There was a brief flicker of hope in 1956, when a group of young Hungarians managed to stage the historic first, and largest, uprising against Soviet communist rule. For twelve days Budapest was transformed into a shooting gallery as sniper-fired machine guns pointing out of apartment- and cinema-house windows picked off Red Army soldiers. Molotov cocktails delivered in jug-shaped liquor bottles set Soviet tanks ablaze like cake candles. It was, briefly, euphoria. Hungarians relayed the urgent word to America and the West that they had seized control of their capital and needed reinforcements to hold the city. Time was of the essence. But Western Europe and America, which had encouraged the uprising via radio broadcasts, were too busy to take a call from Hungary. They were fighting off an impending conniption over a Soviet-financed dam in the Suez Canal, which, a few people could tell you, was located in Egypt. The SOS from Budapest was answered not by American aid but by a line of Soviet tanks that rolled into the city like a funeral procession. Twenty-seven hundred Hungarians lost their lives, two hundred thousand more fled the country, and within a few short months Hungary once again felt as if it had been pronounced dead.

For those who remained, however, the failed uprising was not wholly without benefit. It was such an embarrassment to the Kremlin that rather than risk another rebellion, the Russians opted to give more latitude to János Kádár—the Hungarian leader Moscow had installed—than to any other leader in its eastern orbit. As a result, Hungary was the least oppressive place to live in its communist neighborhood. The media remained hopelessly state-owned and -controlled, but Hungary was the only Eastern bloc country that allowed people to listen to shortwave foreign radio broadcasts about what flourished beyond the Curtain. Unlike in Romania, where President Nicolae Ceauimageescu ran his country like a police state, Hungary allowed monitored meetings between dissidents and Western reporters and had no known political prisoners.

This isn’t to say insouciance reigned in Hungary’s sixteenth-century Turkish bathhouses. Even if people weren’t being hauled off regularly, there were enough incidents of the Political Investigation Department haranguing intellectuals to remind the populace that harboring aspirations of anything but a gray, unsatisfying life was useless, and possibly even hazardous to one’s health. As it is with such subsistence, Hungarians mollified themselves with theories of relativity—in their case, the pronouncement that their country was, as they put it, “the happiest barracks on the (Soviet) bloc.” And as time went on, Hungary began to edge toward free market capitalism, albeit painfully, without interference from the Kremlin. In order to shrink the spiraling $13 billion budget deficit it had accrued over years of corrupted fiscal policies, the Hungarian government began shaving social services such as health care. To curb inflation, it caused an outcry by raising prices for bread, flour, electricity, and other staples. Slowly, Hungary’s leadership broke with Soviet practice, signing worldwide trade agreements and conforming to enough human rights conventions to qualify for International Monetary Fund aid. In the early 1980s, citizens were even permitted to open their own businesses.

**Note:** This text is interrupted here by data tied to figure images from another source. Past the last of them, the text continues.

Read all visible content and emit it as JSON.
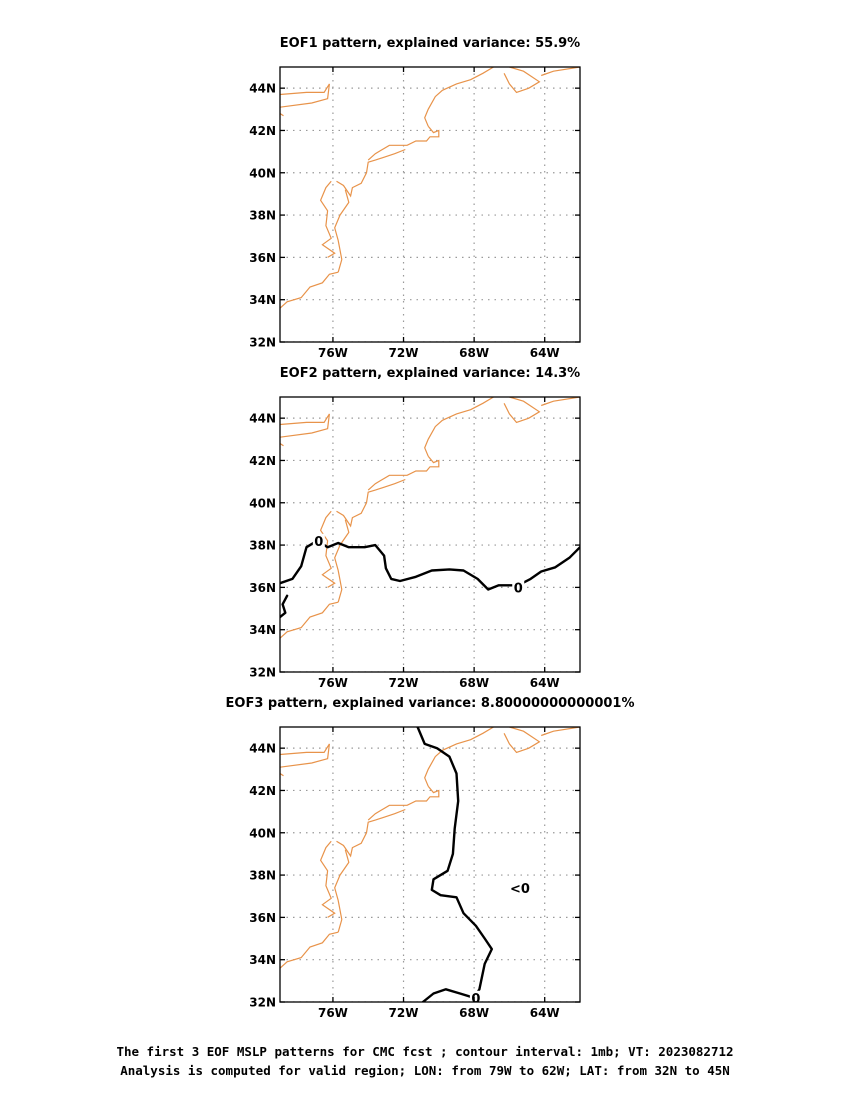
{
  "chart_data": [
    {
      "type": "contour-map",
      "title": "EOF1 pattern, explained variance: 55.9%",
      "x_range": [
        -79,
        -62
      ],
      "y_range": [
        32,
        45
      ],
      "x_ticks": [
        {
          "value": -76,
          "label": "76W"
        },
        {
          "value": -72,
          "label": "72W"
        },
        {
          "value": -68,
          "label": "68W"
        },
        {
          "value": -64,
          "label": "64W"
        }
      ],
      "y_ticks": [
        {
          "value": 32,
          "label": "32N"
        },
        {
          "value": 34,
          "label": "34N"
        },
        {
          "value": 36,
          "label": "36N"
        },
        {
          "value": 38,
          "label": "38N"
        },
        {
          "value": 40,
          "label": "40N"
        },
        {
          "value": 42,
          "label": "42N"
        },
        {
          "value": 44,
          "label": "44N"
        }
      ],
      "grid": "dotted",
      "contours": []
    },
    {
      "type": "contour-map",
      "title": "EOF2 pattern, explained variance: 14.3%",
      "x_range": [
        -79,
        -62
      ],
      "y_range": [
        32,
        45
      ],
      "x_ticks": [
        {
          "value": -76,
          "label": "76W"
        },
        {
          "value": -72,
          "label": "72W"
        },
        {
          "value": -68,
          "label": "68W"
        },
        {
          "value": -64,
          "label": "64W"
        }
      ],
      "y_ticks": [
        {
          "value": 32,
          "label": "32N"
        },
        {
          "value": 34,
          "label": "34N"
        },
        {
          "value": 36,
          "label": "36N"
        },
        {
          "value": 38,
          "label": "38N"
        },
        {
          "value": 40,
          "label": "40N"
        },
        {
          "value": 42,
          "label": "42N"
        },
        {
          "value": 44,
          "label": "44N"
        }
      ],
      "grid": "dotted",
      "contours": [
        {
          "level": 0,
          "points": [
            [
              -79,
              36.2
            ],
            [
              -78.3,
              36.4
            ],
            [
              -77.8,
              37
            ],
            [
              -77.5,
              37.9
            ],
            [
              -76.9,
              38.2
            ],
            [
              -76.3,
              37.9
            ],
            [
              -75.7,
              38.1
            ],
            [
              -75.1,
              37.9
            ],
            [
              -74.2,
              37.9
            ],
            [
              -73.6,
              38
            ],
            [
              -73.1,
              37.5
            ],
            [
              -73,
              36.9
            ],
            [
              -72.7,
              36.4
            ],
            [
              -72.2,
              36.3
            ],
            [
              -71.3,
              36.5
            ],
            [
              -70.4,
              36.8
            ],
            [
              -69.4,
              36.85
            ],
            [
              -68.6,
              36.8
            ],
            [
              -67.8,
              36.4
            ],
            [
              -67.2,
              35.9
            ],
            [
              -66.6,
              36.1
            ],
            [
              -65.5,
              36.1
            ],
            [
              -64.8,
              36.4
            ],
            [
              -64.2,
              36.75
            ],
            [
              -63.4,
              36.95
            ],
            [
              -62.6,
              37.4
            ],
            [
              -62,
              37.9
            ]
          ],
          "labels": [
            {
              "text": "0",
              "lon": -76.8,
              "lat": 38.2
            },
            {
              "text": "0",
              "lon": -65.5,
              "lat": 36.0
            }
          ]
        },
        {
          "level": 0,
          "points": [
            [
              -78.6,
              35.6
            ],
            [
              -78.85,
              35.2
            ],
            [
              -78.7,
              34.8
            ],
            [
              -79,
              34.6
            ]
          ],
          "labels": []
        }
      ]
    },
    {
      "type": "contour-map",
      "title": "EOF3 pattern, explained variance: 8.80000000000001%",
      "x_range": [
        -79,
        -62
      ],
      "y_range": [
        32,
        45
      ],
      "x_ticks": [
        {
          "value": -76,
          "label": "76W"
        },
        {
          "value": -72,
          "label": "72W"
        },
        {
          "value": -68,
          "label": "68W"
        },
        {
          "value": -64,
          "label": "64W"
        }
      ],
      "y_ticks": [
        {
          "value": 32,
          "label": "32N"
        },
        {
          "value": 34,
          "label": "34N"
        },
        {
          "value": 36,
          "label": "36N"
        },
        {
          "value": 38,
          "label": "38N"
        },
        {
          "value": 40,
          "label": "40N"
        },
        {
          "value": 42,
          "label": "42N"
        },
        {
          "value": 44,
          "label": "44N"
        }
      ],
      "grid": "dotted",
      "contours": [
        {
          "level": 0,
          "points": [
            [
              -71.2,
              45
            ],
            [
              -70.8,
              44.2
            ],
            [
              -70.1,
              44
            ],
            [
              -69.4,
              43.6
            ],
            [
              -69,
              42.8
            ],
            [
              -68.9,
              41.5
            ],
            [
              -69.1,
              40.2
            ],
            [
              -69.2,
              39
            ],
            [
              -69.5,
              38.2
            ],
            [
              -70.3,
              37.8
            ],
            [
              -70.4,
              37.3
            ],
            [
              -69.9,
              37.05
            ],
            [
              -69,
              36.95
            ],
            [
              -68.6,
              36.2
            ],
            [
              -67.9,
              35.6
            ],
            [
              -67.4,
              35
            ],
            [
              -67,
              34.5
            ],
            [
              -67.4,
              33.8
            ],
            [
              -67.7,
              32.6
            ],
            [
              -68,
              32.2
            ],
            [
              -68.8,
              32.4
            ],
            [
              -69.6,
              32.6
            ],
            [
              -70.3,
              32.4
            ],
            [
              -70.9,
              32
            ]
          ],
          "labels": [
            {
              "text": "0",
              "lon": -67.9,
              "lat": 32.2
            },
            {
              "text": "<0",
              "lon": -65.4,
              "lat": 37.4
            }
          ]
        }
      ]
    }
  ],
  "coastline": [
    [
      [
        -79,
        43.7
      ],
      [
        -77.5,
        43.8
      ],
      [
        -76.5,
        43.8
      ],
      [
        -76.2,
        44.2
      ],
      [
        -76.3,
        43.5
      ],
      [
        -77.2,
        43.3
      ],
      [
        -79,
        43.1
      ]
    ],
    [
      [
        -79,
        42.8
      ],
      [
        -78.8,
        42.7
      ]
    ],
    [
      [
        -79,
        33.6
      ],
      [
        -78.6,
        33.9
      ],
      [
        -77.8,
        34.1
      ],
      [
        -77.3,
        34.6
      ],
      [
        -76.6,
        34.8
      ],
      [
        -76.2,
        35.2
      ],
      [
        -75.7,
        35.3
      ]
    ],
    [
      [
        -75.7,
        35.3
      ],
      [
        -75.5,
        35.9
      ],
      [
        -75.7,
        36.8
      ],
      [
        -75.9,
        37.4
      ],
      [
        -75.6,
        38.0
      ],
      [
        -75.1,
        38.6
      ],
      [
        -75.3,
        39.2
      ]
    ],
    [
      [
        -76.3,
        36
      ],
      [
        -75.9,
        36.2
      ],
      [
        -76.6,
        36.6
      ],
      [
        -76.1,
        36.9
      ],
      [
        -76.4,
        37.5
      ],
      [
        -76.3,
        38.2
      ],
      [
        -76.7,
        38.7
      ],
      [
        -76.4,
        39.3
      ],
      [
        -76.1,
        39.6
      ]
    ],
    [
      [
        -75.8,
        39.6
      ],
      [
        -75.4,
        39.4
      ],
      [
        -75.0,
        38.9
      ],
      [
        -74.9,
        39.3
      ],
      [
        -74.4,
        39.5
      ],
      [
        -74.1,
        40.0
      ],
      [
        -74.0,
        40.5
      ],
      [
        -73.6,
        40.6
      ],
      [
        -72.5,
        40.9
      ],
      [
        -71.9,
        41.1
      ]
    ],
    [
      [
        -74.0,
        40.6
      ],
      [
        -73.6,
        40.9
      ],
      [
        -72.8,
        41.3
      ],
      [
        -71.8,
        41.3
      ],
      [
        -71.3,
        41.5
      ],
      [
        -70.7,
        41.5
      ],
      [
        -70.5,
        41.7
      ],
      [
        -70.0,
        41.7
      ],
      [
        -70.0,
        42.0
      ],
      [
        -70.3,
        41.9
      ],
      [
        -70.6,
        42.2
      ]
    ],
    [
      [
        -70.6,
        42.2
      ],
      [
        -70.8,
        42.6
      ],
      [
        -70.6,
        43.0
      ],
      [
        -70.2,
        43.6
      ],
      [
        -69.8,
        43.9
      ],
      [
        -69.0,
        44.2
      ],
      [
        -68.2,
        44.4
      ],
      [
        -67.5,
        44.7
      ],
      [
        -66.9,
        45.0
      ]
    ],
    [
      [
        -66.0,
        45.0
      ],
      [
        -65.2,
        44.8
      ],
      [
        -64.3,
        44.3
      ],
      [
        -64.9,
        44.0
      ],
      [
        -65.6,
        43.8
      ],
      [
        -66.0,
        44.2
      ],
      [
        -66.3,
        44.7
      ]
    ],
    [
      [
        -64.2,
        44.6
      ],
      [
        -63.5,
        44.8
      ],
      [
        -62.0,
        45.0
      ]
    ]
  ],
  "footer": {
    "line1": "The first 3 EOF MSLP patterns for CMC fcst ; contour interval: 1mb; VT: 2023082712",
    "line2": "Analysis is computed for valid region; LON: from 79W to 62W; LAT: from 32N to 45N"
  },
  "colors": {
    "coastline": "#e8934a",
    "contour": "#000000",
    "grid": "#999999",
    "frame": "#000000"
  }
}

By the time Soviet leader Mikhail Gorbachev’s progressive policies of perestroika and glasnost, or “economic restructuring” and “openness,” arrived to the USSR in the mid-1980s, Hungary was setting the pace for Eastern Europe’s march toward Westernization. While Attila Ambrus was warding off knife-wielding Romanian bunkmates in a desolate Transylvanian juvenile detention facility, Budapest was welcoming an Adidas sports store and Eastern Europe’s first McDonald’s.

As the end of the 1980s neared, it was clear that even bigger changes were coming, and so—for the first time in most people’s lifetime—was the unknown prospect of true Western-style opportunity. This is where our story begins.